- Route of the EO57 road, in blue

Route information
- Length: 48.8 km (30.3 mi)
- Existed: 9 July 1963–present

Major junctions
- South end: Drama
- North end: Border with Bulgaria (Exochi [el])

Location
- Country: Greece
- Regions: Eastern Macedonia and Thrace
- Primary destinations: Drama; Kato Nevrokopi; Exochi;

Highway system
- Highways in Greece; Motorways; National roads;
| ← EO56 |  | → EO58 |

= Greek National Road 57 =

Trunk road in Greece

Greek National Road 57 (Εθνική Οδός 57), abbreviated as the EO57, is a national road in northern Greece.

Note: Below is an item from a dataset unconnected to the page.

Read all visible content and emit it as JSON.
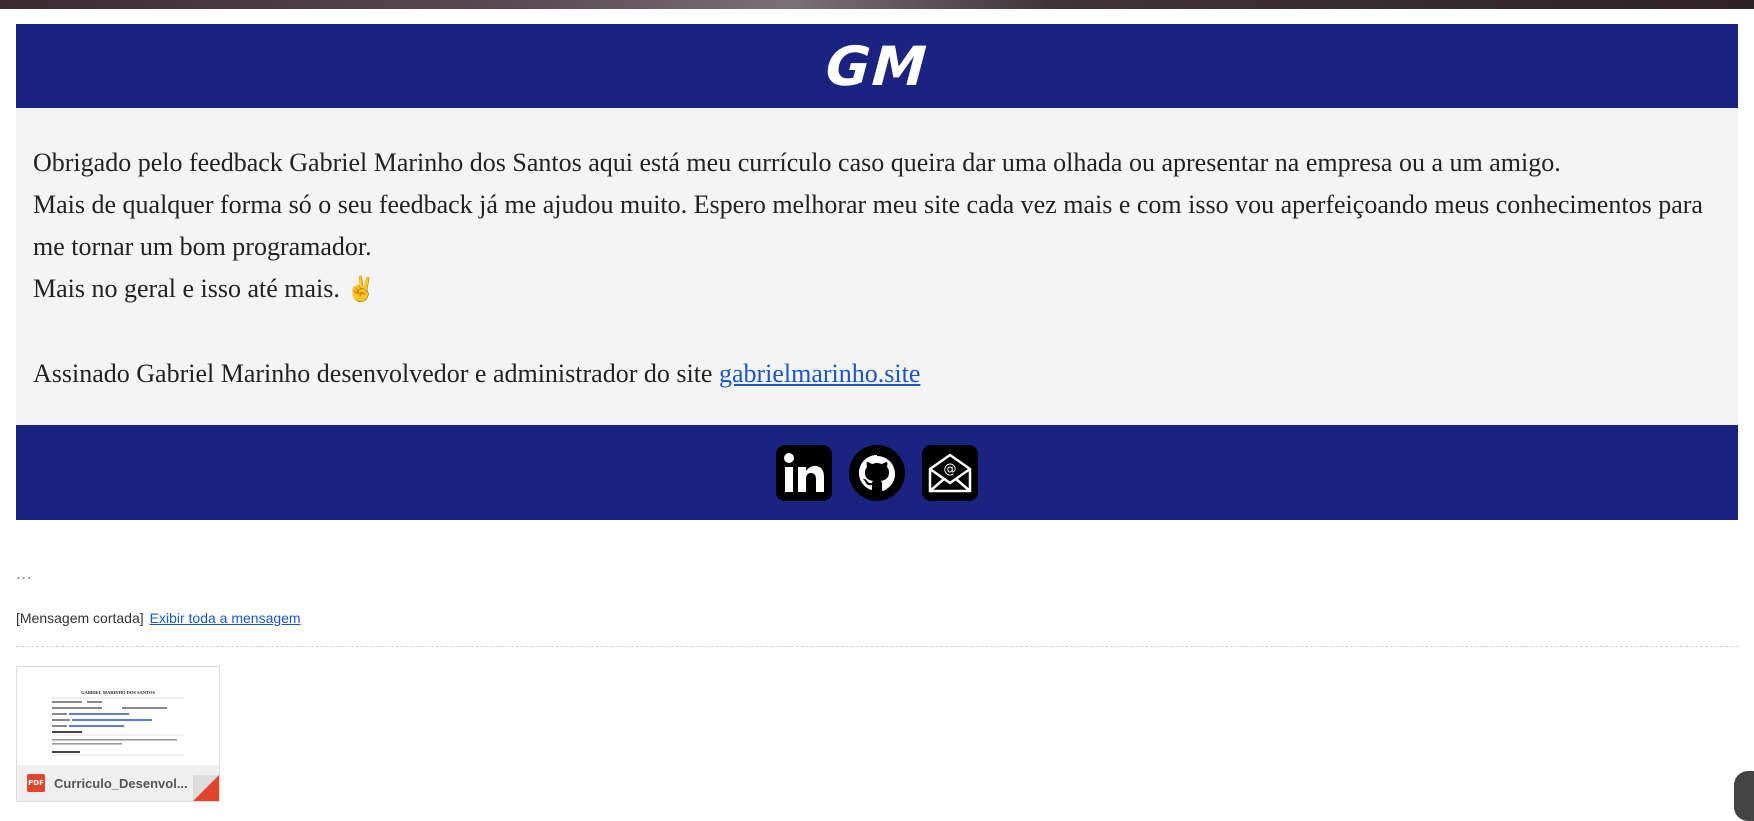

The EO57 runs within the Drama regional unit, from Drama to the border crossing with Bulgaria near Exochi: however, the border crossing itself was turned into a tunnel in 2005.

==Route==

The EO57 is officially defined as a north–south road within the Drama regional unit: the EO57 runs between the city of Drama to the south and the border with Bulgaria near Exochi to the north, passing through Kato Nevrokopi. The border crossing itself became a tunnel on 9 December 2005. The EO57 connects with the EO12 in western Drama.

==History==

Ministerial Decision G25871 of 9 July 1963 created the EO57 from the old EO45, which existed by royal decree from 1955 until 1963, and followed the same route as the current EO57. Border controls with Bulgaria, at the northern end of the National Road, were abolished on 1 January 2025 when Bulgaria fully joined the Schengen Area.